The first three days of the Advanced Summer Institute occurred at the beginning of the summer and the final two days near the end, as a follow-up. In the first part, teachers participated again as learners in mathematical experiences followed by focused reflective sessions. This time, however, the experiences focused on algebra rather than geometry and measurement, and they were designed around activities derived from CMP and MiC units. In analyzing these experiences, teachers focused mostly on the mathematical content and curricular implications. This activity invited a rethinking of the key ideas in algebra and, consequently, the main goals of teaching algebra in middle school. Participants then read articles on algebra and analyzed in depth at least one unit from either the CMP or the MiC curricula. During the last two days of the Advanced Summer Institute, participants presented their analyses of the assigned units and discussed each curriculum and the choices each represented in terms of mathematical content, learning priorities and sequencing of activities.

During the following school year, teachers implemented their chosen CMP or MiC unit. The instructional materials themselves provided the main support for these implementations. In most cases, a group of teachers chose to work together on the same unit and thus established a “study group” that met a few times after school. At first, a mathematics teacher educator facilitated these study groups, but the teachers eventually met independently. Later in the project, after one school had decided to adopt the CMP, its teachers continued to hold these collaborative sessions as a way to support the use of this curriculum.

Throughout the three years of the project, a subgroup of teachers who had taken leadership roles in their schools also participated in a monthly Leadership Seminar. The facilitators organized activities in this seminar in response to the needs of the participating lead teachers. The activities were designed to expand the lead teachers’ personal understandings of school mathematics reform, to improve teaching practices and to develop leadership skills. For example, the group discussed a few cases of teaching mathematics through inquiry in order to develop a shared understanding of what characterizes such an instructional approach. Later on, teachers’ need to rethink the teaching and learning of geometry in middle school led to a series of different group experiences, such as discussing several articles, analyzing the units developed by NSF-funded middle school curricula and hearing a presentation by a research mathematician.

Facilitators organized additional professional development opportunities in response to the needs of smaller subgroups. For example, some meetings were held for special education teachers only, in order to address issues they had raised about their unique role and responsibilities. New teachers were advised to observe their more experienced colleagues’ classrooms regularly as a form of professional development. Curriculum writing groups and department meetings, often initiated and facilitated by the lead teachers themselves, also occasionally became sites for professional development.
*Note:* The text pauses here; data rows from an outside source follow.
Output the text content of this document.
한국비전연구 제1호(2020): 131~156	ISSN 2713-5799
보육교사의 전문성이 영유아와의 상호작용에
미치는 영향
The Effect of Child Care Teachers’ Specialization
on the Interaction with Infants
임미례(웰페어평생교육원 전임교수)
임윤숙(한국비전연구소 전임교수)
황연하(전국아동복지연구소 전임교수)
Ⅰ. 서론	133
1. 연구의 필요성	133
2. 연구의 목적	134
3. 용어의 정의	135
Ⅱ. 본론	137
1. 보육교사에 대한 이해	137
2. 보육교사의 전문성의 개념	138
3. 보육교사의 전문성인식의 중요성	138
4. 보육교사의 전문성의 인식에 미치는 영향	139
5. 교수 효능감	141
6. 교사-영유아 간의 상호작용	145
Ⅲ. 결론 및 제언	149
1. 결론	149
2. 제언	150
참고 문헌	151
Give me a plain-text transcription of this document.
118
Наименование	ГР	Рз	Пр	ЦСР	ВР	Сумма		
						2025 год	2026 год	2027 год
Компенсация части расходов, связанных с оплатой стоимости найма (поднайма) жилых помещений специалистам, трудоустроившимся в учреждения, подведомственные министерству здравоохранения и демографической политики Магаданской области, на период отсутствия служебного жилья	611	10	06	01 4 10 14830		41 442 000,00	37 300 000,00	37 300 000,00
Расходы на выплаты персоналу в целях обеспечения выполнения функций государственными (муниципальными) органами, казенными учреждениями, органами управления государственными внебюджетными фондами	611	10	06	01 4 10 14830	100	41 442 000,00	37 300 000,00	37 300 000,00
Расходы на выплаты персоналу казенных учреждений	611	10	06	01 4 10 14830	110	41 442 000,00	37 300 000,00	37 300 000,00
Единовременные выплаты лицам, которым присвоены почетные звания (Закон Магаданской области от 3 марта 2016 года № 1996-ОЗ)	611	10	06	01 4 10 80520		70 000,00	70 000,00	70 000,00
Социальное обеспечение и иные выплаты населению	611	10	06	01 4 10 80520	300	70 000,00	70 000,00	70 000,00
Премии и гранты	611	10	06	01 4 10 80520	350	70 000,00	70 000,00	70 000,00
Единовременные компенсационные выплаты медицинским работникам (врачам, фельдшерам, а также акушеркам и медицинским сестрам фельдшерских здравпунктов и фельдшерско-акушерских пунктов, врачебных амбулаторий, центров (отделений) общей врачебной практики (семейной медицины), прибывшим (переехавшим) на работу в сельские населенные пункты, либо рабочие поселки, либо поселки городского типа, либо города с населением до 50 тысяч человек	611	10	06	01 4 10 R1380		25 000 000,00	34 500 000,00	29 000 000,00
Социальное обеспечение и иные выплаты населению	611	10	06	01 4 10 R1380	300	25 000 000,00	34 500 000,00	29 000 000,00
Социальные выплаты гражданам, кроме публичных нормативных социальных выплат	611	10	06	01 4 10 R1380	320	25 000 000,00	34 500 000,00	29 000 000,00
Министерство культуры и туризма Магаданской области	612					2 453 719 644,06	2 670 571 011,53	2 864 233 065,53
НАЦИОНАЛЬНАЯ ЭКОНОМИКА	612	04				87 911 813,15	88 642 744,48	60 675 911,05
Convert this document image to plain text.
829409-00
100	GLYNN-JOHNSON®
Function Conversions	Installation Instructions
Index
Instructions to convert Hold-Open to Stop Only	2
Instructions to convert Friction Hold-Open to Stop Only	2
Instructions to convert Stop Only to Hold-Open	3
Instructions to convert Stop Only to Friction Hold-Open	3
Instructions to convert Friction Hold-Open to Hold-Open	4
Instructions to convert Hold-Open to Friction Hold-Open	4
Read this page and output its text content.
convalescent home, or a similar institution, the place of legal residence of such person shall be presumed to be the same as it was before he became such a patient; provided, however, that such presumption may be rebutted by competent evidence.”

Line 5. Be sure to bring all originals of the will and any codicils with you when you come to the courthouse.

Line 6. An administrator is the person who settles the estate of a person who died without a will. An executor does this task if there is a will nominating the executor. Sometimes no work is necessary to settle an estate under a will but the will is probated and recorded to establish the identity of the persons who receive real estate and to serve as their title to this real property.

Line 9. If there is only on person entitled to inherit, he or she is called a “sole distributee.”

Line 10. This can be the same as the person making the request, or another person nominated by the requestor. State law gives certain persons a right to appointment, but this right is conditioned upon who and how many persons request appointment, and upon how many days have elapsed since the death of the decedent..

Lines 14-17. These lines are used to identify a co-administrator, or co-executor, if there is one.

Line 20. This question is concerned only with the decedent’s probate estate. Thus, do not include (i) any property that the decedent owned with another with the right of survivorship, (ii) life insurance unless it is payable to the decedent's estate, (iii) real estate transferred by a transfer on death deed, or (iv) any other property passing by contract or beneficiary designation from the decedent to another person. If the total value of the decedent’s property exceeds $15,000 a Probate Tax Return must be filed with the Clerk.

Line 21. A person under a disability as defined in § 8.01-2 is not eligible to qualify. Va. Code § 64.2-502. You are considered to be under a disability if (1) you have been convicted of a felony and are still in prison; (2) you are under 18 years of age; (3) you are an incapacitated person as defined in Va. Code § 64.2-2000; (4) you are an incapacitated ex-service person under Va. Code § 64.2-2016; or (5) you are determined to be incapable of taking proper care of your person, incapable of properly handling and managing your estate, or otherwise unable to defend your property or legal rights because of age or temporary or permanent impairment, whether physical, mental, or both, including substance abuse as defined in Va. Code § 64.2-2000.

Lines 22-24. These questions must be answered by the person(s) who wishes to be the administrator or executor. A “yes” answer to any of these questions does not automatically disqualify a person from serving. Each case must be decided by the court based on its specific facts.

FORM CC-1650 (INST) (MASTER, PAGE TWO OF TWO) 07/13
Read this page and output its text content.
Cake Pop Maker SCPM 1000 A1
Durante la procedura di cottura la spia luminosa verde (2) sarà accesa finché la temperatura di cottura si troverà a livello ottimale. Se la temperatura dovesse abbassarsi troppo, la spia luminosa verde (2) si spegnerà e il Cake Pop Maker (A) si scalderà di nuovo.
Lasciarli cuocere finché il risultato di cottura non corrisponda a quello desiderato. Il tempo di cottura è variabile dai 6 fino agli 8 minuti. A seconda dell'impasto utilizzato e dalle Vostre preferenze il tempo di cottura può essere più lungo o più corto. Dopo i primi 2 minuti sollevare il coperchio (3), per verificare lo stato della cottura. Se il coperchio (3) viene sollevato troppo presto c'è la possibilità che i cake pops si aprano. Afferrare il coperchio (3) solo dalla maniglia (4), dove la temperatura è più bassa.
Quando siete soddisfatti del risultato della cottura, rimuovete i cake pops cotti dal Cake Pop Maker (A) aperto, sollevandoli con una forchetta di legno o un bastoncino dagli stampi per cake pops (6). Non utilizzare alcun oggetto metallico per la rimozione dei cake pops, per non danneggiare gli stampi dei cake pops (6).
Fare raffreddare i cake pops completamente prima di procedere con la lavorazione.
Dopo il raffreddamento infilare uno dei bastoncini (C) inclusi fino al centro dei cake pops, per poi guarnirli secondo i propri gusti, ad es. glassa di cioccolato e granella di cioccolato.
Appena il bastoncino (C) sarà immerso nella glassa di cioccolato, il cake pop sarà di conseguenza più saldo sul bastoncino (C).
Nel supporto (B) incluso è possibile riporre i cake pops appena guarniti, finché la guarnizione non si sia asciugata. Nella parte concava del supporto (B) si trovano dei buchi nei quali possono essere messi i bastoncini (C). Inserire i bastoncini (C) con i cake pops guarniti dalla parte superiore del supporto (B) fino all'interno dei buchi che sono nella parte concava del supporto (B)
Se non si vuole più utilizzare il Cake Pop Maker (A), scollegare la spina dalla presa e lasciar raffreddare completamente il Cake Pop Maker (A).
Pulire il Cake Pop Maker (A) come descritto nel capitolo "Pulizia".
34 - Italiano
The two examples of professional development reported in this chapter support the claim we made in the introduction to the monograph: There is no one model of professional development that works for all. Rather, professional development is about decision making in context. At the same time, the creative solutions generated by the projects described in this chapter suggest that professional development providers and consumers can make informed decisions about the kinds of experiences mathematics teachers need. Furthermore, those decisions should be made in light of what we know works best to address specific goals or teacher learning needs, however tentative that knowledge might be. The remainder of the monograph is dedicated to uncover and examine such knowledge.